Per- and polyfluoroalkyl substances (PFAS) are a growing environmental concern, particularly in industries like semiconductor manufacturing. These persistent chemicals contaminate waterways and pose health risks, but removing them from water has been a challenge. Now, researchers at the University of Illinois Urbana-Champaign have developed an electrochemical strategy that can capture, concentrate, and destroy mixtures of diverse PFAS – including the increasingly prevalent ultra-short-chain PFAS – in a single process.

The team, led by Professor Xiao Su of the Department of Chemical and Biomolecular Engineering, combined redox electrodialysis, a desalination filtration technology, with electrosorption in a single device. This allowed them to address the limitations of previous methods, which struggled to capture ultra-short-chain PFAS due to their small size and distinct chemical properties.

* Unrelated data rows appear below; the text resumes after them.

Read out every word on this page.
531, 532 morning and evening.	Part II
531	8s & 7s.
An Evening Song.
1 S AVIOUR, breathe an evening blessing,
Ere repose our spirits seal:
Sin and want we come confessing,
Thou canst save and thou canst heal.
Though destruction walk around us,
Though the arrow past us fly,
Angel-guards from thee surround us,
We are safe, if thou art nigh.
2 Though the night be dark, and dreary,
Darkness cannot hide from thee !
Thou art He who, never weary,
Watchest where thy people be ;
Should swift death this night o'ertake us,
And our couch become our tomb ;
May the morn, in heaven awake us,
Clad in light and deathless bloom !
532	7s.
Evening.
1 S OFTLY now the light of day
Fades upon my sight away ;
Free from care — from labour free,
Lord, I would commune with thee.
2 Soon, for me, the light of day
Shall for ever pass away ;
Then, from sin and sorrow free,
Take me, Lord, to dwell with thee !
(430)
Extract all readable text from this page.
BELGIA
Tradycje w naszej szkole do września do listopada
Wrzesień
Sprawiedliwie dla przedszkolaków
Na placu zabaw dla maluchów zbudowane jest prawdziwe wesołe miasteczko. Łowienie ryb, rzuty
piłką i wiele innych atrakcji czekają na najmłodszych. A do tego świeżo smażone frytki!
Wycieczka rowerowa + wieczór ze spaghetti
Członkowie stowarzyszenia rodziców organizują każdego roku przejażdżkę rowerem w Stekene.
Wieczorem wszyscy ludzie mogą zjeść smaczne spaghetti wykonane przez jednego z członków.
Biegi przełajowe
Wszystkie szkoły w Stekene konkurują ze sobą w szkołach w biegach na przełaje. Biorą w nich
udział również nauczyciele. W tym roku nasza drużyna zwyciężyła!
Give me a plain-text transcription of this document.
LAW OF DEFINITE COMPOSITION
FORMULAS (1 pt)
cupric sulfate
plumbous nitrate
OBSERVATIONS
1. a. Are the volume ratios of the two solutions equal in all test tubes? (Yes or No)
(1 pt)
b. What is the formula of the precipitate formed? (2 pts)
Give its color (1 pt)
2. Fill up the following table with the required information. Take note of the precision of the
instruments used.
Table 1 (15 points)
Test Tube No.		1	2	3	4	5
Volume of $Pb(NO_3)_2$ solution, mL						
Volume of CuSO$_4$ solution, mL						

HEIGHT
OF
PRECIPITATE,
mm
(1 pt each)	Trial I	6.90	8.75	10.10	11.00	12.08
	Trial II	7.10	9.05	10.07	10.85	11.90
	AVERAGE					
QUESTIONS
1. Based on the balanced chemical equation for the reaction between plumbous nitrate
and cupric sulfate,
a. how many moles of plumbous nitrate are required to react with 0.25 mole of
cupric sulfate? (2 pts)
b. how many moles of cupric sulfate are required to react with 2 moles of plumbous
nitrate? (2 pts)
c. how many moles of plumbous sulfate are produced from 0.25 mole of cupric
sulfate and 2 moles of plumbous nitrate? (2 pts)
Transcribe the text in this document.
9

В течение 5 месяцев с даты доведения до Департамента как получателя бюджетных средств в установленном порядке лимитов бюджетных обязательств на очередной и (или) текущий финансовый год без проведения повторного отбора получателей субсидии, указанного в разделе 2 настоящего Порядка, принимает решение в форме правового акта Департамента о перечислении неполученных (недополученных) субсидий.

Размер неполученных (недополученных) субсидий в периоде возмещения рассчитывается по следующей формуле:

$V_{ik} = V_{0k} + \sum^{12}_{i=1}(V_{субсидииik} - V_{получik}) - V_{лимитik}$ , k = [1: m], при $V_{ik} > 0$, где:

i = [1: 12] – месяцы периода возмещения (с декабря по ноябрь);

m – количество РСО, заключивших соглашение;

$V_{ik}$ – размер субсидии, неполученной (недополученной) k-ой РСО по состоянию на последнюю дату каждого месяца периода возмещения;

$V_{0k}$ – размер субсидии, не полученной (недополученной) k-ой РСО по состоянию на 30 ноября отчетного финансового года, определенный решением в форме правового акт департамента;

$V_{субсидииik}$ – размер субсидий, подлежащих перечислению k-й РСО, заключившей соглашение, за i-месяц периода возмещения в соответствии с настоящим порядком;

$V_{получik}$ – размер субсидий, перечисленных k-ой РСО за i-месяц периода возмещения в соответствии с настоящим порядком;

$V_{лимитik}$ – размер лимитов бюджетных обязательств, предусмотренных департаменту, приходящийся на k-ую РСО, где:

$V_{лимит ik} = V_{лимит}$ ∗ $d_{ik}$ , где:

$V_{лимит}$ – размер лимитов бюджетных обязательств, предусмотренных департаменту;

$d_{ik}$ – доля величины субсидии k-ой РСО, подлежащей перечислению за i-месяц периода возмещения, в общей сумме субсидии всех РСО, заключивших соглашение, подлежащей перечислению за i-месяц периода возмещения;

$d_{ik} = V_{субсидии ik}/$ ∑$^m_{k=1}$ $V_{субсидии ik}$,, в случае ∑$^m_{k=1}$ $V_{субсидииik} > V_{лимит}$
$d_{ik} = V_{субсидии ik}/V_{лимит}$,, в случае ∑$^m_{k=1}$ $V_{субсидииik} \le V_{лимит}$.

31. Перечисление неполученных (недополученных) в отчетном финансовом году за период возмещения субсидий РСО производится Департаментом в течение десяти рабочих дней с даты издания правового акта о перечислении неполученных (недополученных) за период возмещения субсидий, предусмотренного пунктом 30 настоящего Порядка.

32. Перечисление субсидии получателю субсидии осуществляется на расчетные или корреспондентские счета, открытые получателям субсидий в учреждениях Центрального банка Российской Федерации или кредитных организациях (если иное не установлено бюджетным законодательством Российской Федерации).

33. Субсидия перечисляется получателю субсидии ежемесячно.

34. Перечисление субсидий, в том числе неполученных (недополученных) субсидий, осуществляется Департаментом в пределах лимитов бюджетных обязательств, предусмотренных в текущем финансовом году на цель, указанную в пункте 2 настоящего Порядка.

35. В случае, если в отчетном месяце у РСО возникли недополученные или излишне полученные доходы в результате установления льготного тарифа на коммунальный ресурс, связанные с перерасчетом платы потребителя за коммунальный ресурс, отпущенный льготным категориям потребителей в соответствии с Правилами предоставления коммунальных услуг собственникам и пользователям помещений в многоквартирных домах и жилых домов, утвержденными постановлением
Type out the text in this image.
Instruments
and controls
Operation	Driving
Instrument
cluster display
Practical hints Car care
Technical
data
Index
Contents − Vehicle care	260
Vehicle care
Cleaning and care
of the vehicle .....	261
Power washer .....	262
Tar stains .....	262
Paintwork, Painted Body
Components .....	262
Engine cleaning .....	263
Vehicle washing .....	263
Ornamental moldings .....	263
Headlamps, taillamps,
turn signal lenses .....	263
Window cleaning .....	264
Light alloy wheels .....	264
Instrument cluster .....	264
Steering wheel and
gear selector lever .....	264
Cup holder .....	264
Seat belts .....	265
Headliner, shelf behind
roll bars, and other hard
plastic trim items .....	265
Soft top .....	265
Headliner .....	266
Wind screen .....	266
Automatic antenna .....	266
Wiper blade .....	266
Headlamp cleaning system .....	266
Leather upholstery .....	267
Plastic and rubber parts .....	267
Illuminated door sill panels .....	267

"We decided upon redox electrodialysis because the very short-chain PFAS behave a lot like salt ions in water," Su explained. "The challenge was to produce an efficient, effective electrodialysis system to capture the ultra-short-chain PFAS, have it work in tandem with the electrosorption process for the longer-chain PFAS, destroy them with electrochemical oxidation, and make it happen within a single device."

A key breakthrough came when the researchers introduced an inexpensive nanofiltration membrane. This enabled the electric-field-driven removal of PFAS without the membrane fouling that plagued previous approaches. The team had previously developed this technology for energy-efficient desalination by combining redox polymers with nanofiltration membranes.

After testing various device configurations, the researchers found one that both desalinated the PFAS-contaminated water to remove ultra-short-chain molecules and used carbon electrodes to remove remaining short- and long-chain molecules. This process concentrated all the PFAS, making them easier to destroy once captured.

The electrochemical oxidation inherent to redox electrodialysis then broke down the captured PFAS into harmless fluoride ions. This is a crucial step towards eliminating these persistent contaminants from the environment.

The researchers are now excited to scale up the process and take it from the lab to the field. They envision not only addressing PFAS in wastewater but also integrating the system into industrial wastewater streams on-site.

"This work is very timely due to interest from the U.S. government, wastewater treatment facilities and the semiconductor industry," Su noted. "Semiconductor production is expected to rise over the coming years, and PFAS abatement for sustainable production will become a major issue moving forward."

The National Science Foundation's ERASE-PFAS program supported this research. Su's team included Nayeong Kim, Johannes Elbert, and Ekaterina Shchukina. Su is also affiliated with the Departments of Civil and Environmental Engineering and Chemistry, and the Beckman Institute for Advanced Science and Technology at the U. of I.